The romantic comedy has a cute premise that grows old fast: In order to root for Daphne’s almost manic desire to see Milly walk down the aisle, the audience has to believe she’s undergoing some kind of trauma, or at least dying of an incurable disease. But because she is such an overbearing busybody whose best interests for her daughter have little to do with reality, viewers just see an obnoxious, meddling mother trying to micromanage her child’s life. That we don’t want to strangle Daphne is a credit to Keaton’s acting skills, which manage to shine through, even in the most over-the-top scenes. Lauren Graham and the always adorable Piper Perabo play Milly’s older, married sisters. Had the film revolved around the three sisters’ lives–sans mom–Because I Said So would have been a much more interesting picture.
Now I ask you…does the review really read like it has a personal vendetta against Keaton? Or does it just point out that this is not a very good movie?
Letters like hers are fairly common, regardless of the subject matter.
One director said he was going to sue me for giving his horrible film a deservedly bad review. (He never did.)
An irate mom sent me a profanity-laced email that said I should be ashamed of myself for pointing out that Clay Aiken forgot some of his lyrics and that like a lot of instant celebrities, he needed a little more time on the road before playing in arenas. Oh, and she also thought that I should only write nice things about Aiken — who, unlike “sluts” like Britney Spears and Christina Aguilera — was a great role model. She obviously had no problem criticizing Aiken’s peers — or me — but she also wanted to stifle my right to have an opinion.
It’s one thing when a misguided reader says such things. But when a fellow critic has such myopic views, it’s just puzzling. One “critic” at a publication I never heard of suggested that I not write reviews for films that I didn’t like. For real. He really said this. He never pointed out how I was supposed to predict which movies I’d like. I guess he figured that the Chicago Sun-Times (where I was employed at the time) was so well staffed that it could just send its reporters out to watch movies and then come back and not write about them — because we didn’t personally like that particular picture.

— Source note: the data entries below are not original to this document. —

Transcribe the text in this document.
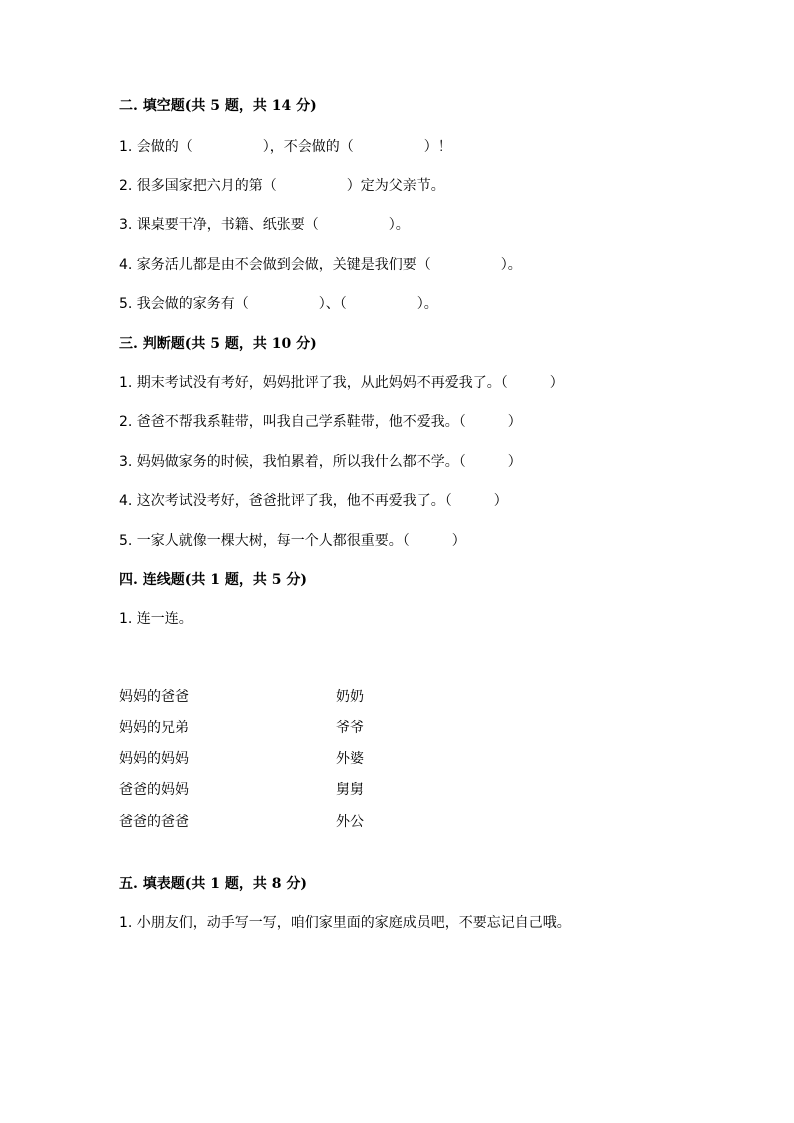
二. 填空题(共 5 题，共 14 分)
1. 会做的（　　　　　），不会做的（　　　　　）！
2. 很多国家把六月的第（　　　　　）定为父亲节。
3. 课桌要干净，书籍、纸张要（　　　　　）。
4. 家务活儿都是由不会做到会做，关键是我们要（　　　　　）。
5. 我会做的家务有（　　　　　）、（　　　　　）。
三. 判断题(共 5 题，共 10 分)
1. 期末考试没有考好，妈妈批评了我，从此妈妈不再爱我了。（　　　）
2. 爸爸不帮我系鞋带，叫我自己学系鞋带，他不爱我。（　　　）
3. 妈妈做家务的时候，我怕累着，所以我什么都不学。（　　　）
4. 这次考试没考好，爸爸批评了我，他不再爱我了。（　　　）
5. 一家人就像一棵大树，每一个人都很重要。（　　　）
四. 连线题(共 1 题，共 5 分)
1. 连一连。
妈妈的爸爸
妈妈的兄弟
妈妈的妈妈
爸爸的妈妈
爸爸的爸爸
奶奶
爷爷
外婆
舅舅
外公
五. 填表题(共 1 题，共 8 分)
1. 小朋友们，动手写一写，咱们家里面的家庭成员吧，不要忘记自己哦。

He didn’t seem to understand that at the Sun-Times, editors didn’t give reporters the option of only writing about things that they liked. He thought that I could just say, “No, I don’t want to review that movie.” Apparently he had me mixed up with someone who had Roger Ebert’s clout. (And, for the record, Roger is such a workaholic that when he turned down a review, it was because he simply did not have enough time to tackle it. And if you haven’t figured it out already, the movies I was sent to review were Roger’s hand-me-downs.)
This guy argued with me about it until I finally just stopped responding to his emails.
Who was he? Honestly, I can’t even remember.